To: Bargain Hunter who wrote (18662)1/26/2001 12:09:27 PM
From: Zeev Hed  Read Replies (1) | Respond to of 60323
 
Thanks for the info, I am still trying to guess what the next quarter will be, it depends so much on the consumer's mood, that I am not sure if my numbers make sense at all.

Zeev



To: Bargain Hunter who wrote (18662)1/26/2001 12:56:55 PM
From: Ausdauer  Read Replies (3) | Respond to of 60323
 
Hunter,

Cash

I believe SNDK paid $20 million to Tower in Q3. The remaining
$55 million will be paid when certain "milestones" are accomplished.
One can assume these milestones include secured financing from the
Israeli goverment (already announced) and a secured line of credit
(just announced), as well as secured interest of other industry partners.

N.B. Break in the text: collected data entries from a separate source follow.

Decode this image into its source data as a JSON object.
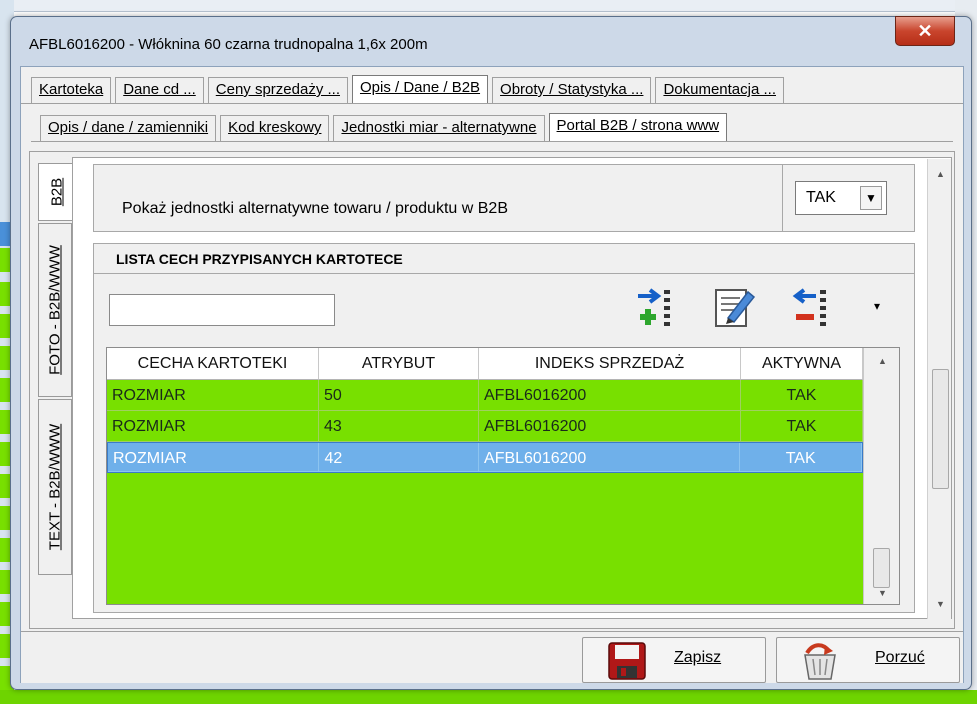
{
  "window": {
    "title": "AFBL6016200 - Włóknina 60 czarna trudnopalna 1,6x 200m",
    "close_glyph": "✕"
  },
  "tabs_main": [
    {
      "label": "Kartoteka",
      "active": false
    },
    {
      "label": "Dane cd ...",
      "active": false
    },
    {
      "label": "Ceny sprzedaży ...",
      "active": false
    },
    {
      "label": "Opis / Dane / B2B",
      "active": true
    },
    {
      "label": "Obroty / Statystyka ...",
      "active": false
    },
    {
      "label": "Dokumentacja ...",
      "active": false
    }
  ],
  "tabs_sub": [
    {
      "label": "Opis / dane / zamienniki",
      "active": false
    },
    {
      "label": "Kod kreskowy",
      "active": false
    },
    {
      "label": "Jednostki miar - alternatywne",
      "active": false
    },
    {
      "label": "Portal B2B / strona www",
      "active": true
    }
  ],
  "tabs_vertical": [
    {
      "label": "B2B",
      "active": true
    },
    {
      "label": "FOTO - B2B/WWW",
      "active": false
    },
    {
      "label": "TEXT - B2B/WWW",
      "active": false
    }
  ],
  "settings": {
    "show_alt_units_label": "Pokaż jednostki alternatywne towaru / produktu w B2B",
    "show_alt_units_value": "TAK"
  },
  "features": {
    "header": "LISTA CECH PRZYPISANYCH KARTOTECE",
    "search_value": "",
    "toolbar": {
      "add_icon": "add-row-icon",
      "edit_icon": "edit-document-icon",
      "remove_icon": "remove-row-icon",
      "more_glyph": "▾"
    },
    "columns": [
      "CECHA KARTOTEKI",
      "ATRYBUT",
      "INDEKS SPRZEDAŻ",
      "AKTYWNA"
    ],
    "rows": [
      {
        "cecha": "ROZMIAR",
        "atrybut": "50",
        "indeks": "AFBL6016200",
        "aktywna": "TAK",
        "selected": false
      },
      {
        "cecha": "ROZMIAR",
        "atrybut": "43",
        "indeks": "AFBL6016200",
        "aktywna": "TAK",
        "selected": false
      },
      {
        "cecha": "ROZMIAR",
        "atrybut": "42",
        "indeks": "AFBL6016200",
        "aktywna": "TAK",
        "selected": true
      }
    ],
    "row_color": "#78e000",
    "selected_color": "#6fb0ea"
  },
  "buttons": {
    "save": "Zapisz",
    "cancel": "Porzuć"
  }
}
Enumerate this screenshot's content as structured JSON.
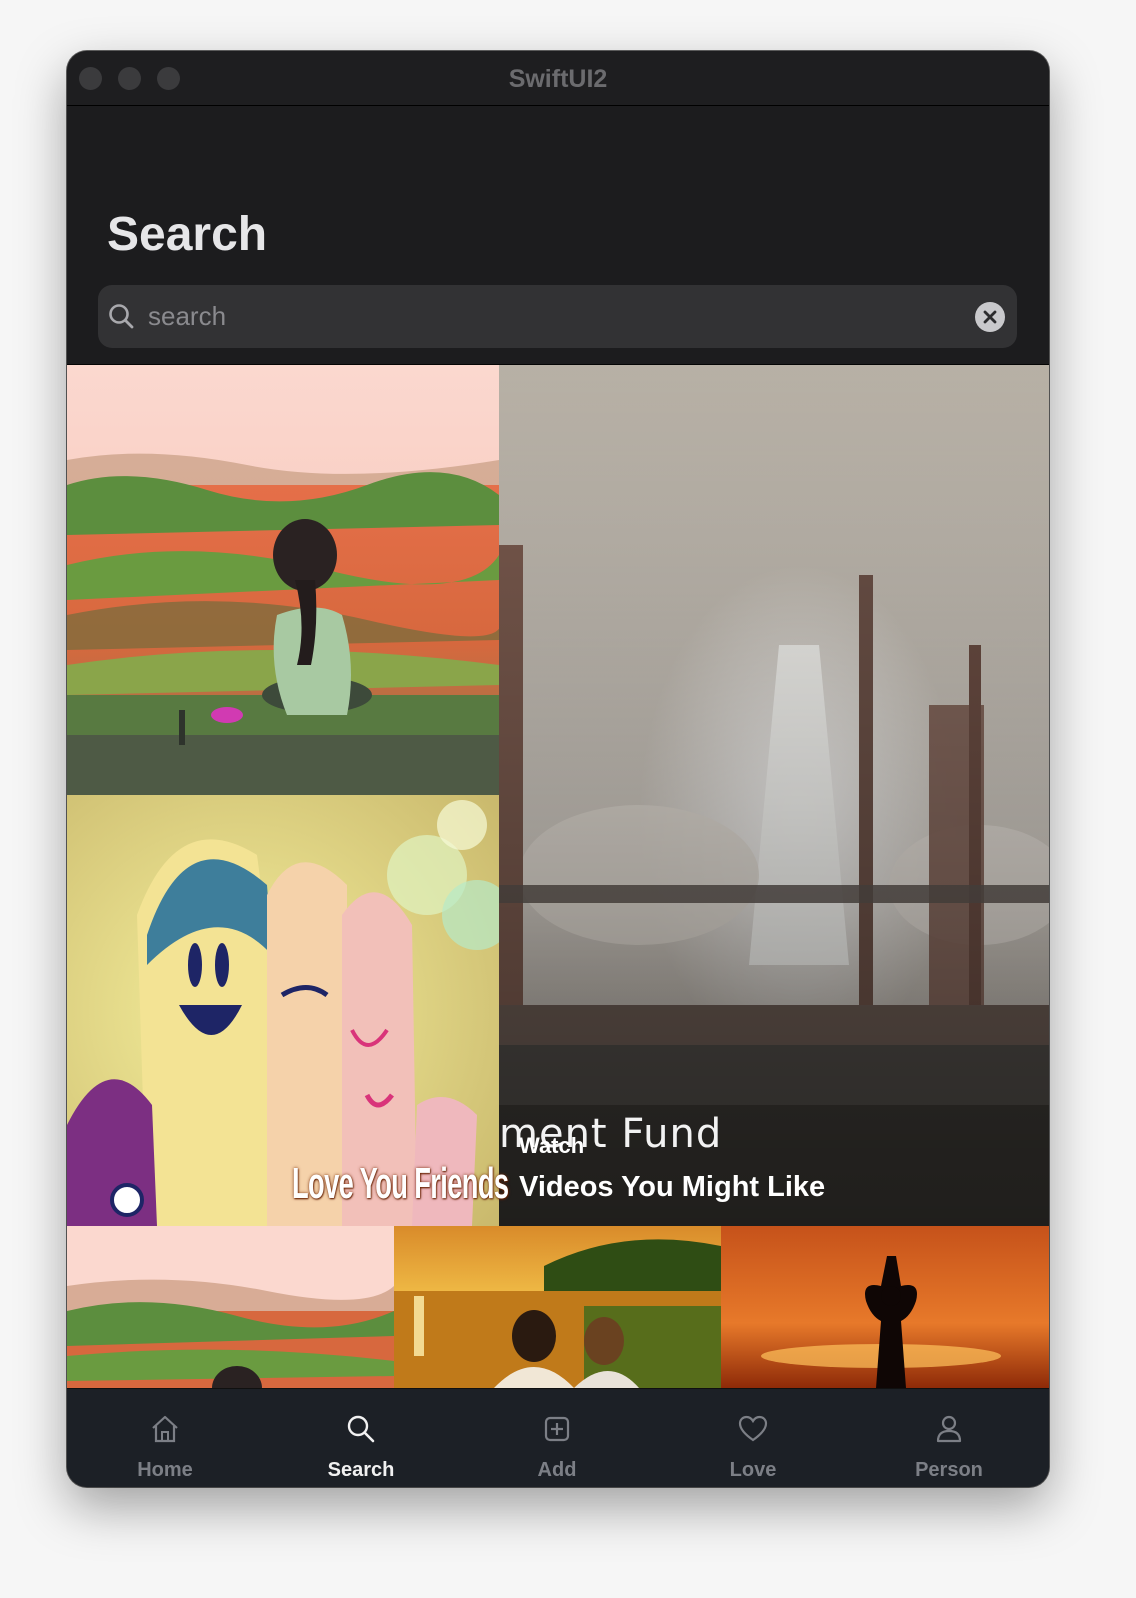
{
  "window": {
    "title": "SwiftUI2"
  },
  "header": {
    "title": "Search"
  },
  "search": {
    "placeholder": "search",
    "value": ""
  },
  "tiles": {
    "friends_caption": "Love You Friends",
    "ad_text": "ment Fund",
    "watch_label": "Watch",
    "videos_label": "Videos You Might Like"
  },
  "tabbar": {
    "active": "Search",
    "items": [
      {
        "label": "Home",
        "icon": "house-icon"
      },
      {
        "label": "Search",
        "icon": "search-icon"
      },
      {
        "label": "Add",
        "icon": "plus-square-icon"
      },
      {
        "label": "Love",
        "icon": "heart-icon"
      },
      {
        "label": "Person",
        "icon": "person-icon"
      }
    ]
  },
  "colors": {
    "window_bg": "#1c1c1e",
    "search_bg": "#323234",
    "tab_active": "#f1f1f1",
    "tab_inactive": "#7c7f86"
  }
}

I thought Frank Caleroni mentioned a $95 million dollar cash payment
to the FlashVision JV this past quarter. This likely accounts for
the decrease in cash on the balance sheet.

OEM vs. Retail vs. Industrial Revenues

I will take whatever criticism people wish to dole out about the
"anecdotal evidence" I posted over the holiday season regarding
retail business. In the final analysis retail sales, such as those
cards sold at BestBuy, Circuit City and Amazon.com, was up 50% Q-over-Q.
Thus, I believe our observations were actually correct. During the
c.c. Eli mentioned that many retail outlets have "bare shelves" and
will likely be reordering, albeit cautiously, once other electronics
inventories (such as PC's left unsold from Q4) begin to move. I am
not sure of the dynamics of selling down inventories of unrelated items,
but some stores must keep a running tally of total inventories
within a product group, in this case consumer electronics, before reordering.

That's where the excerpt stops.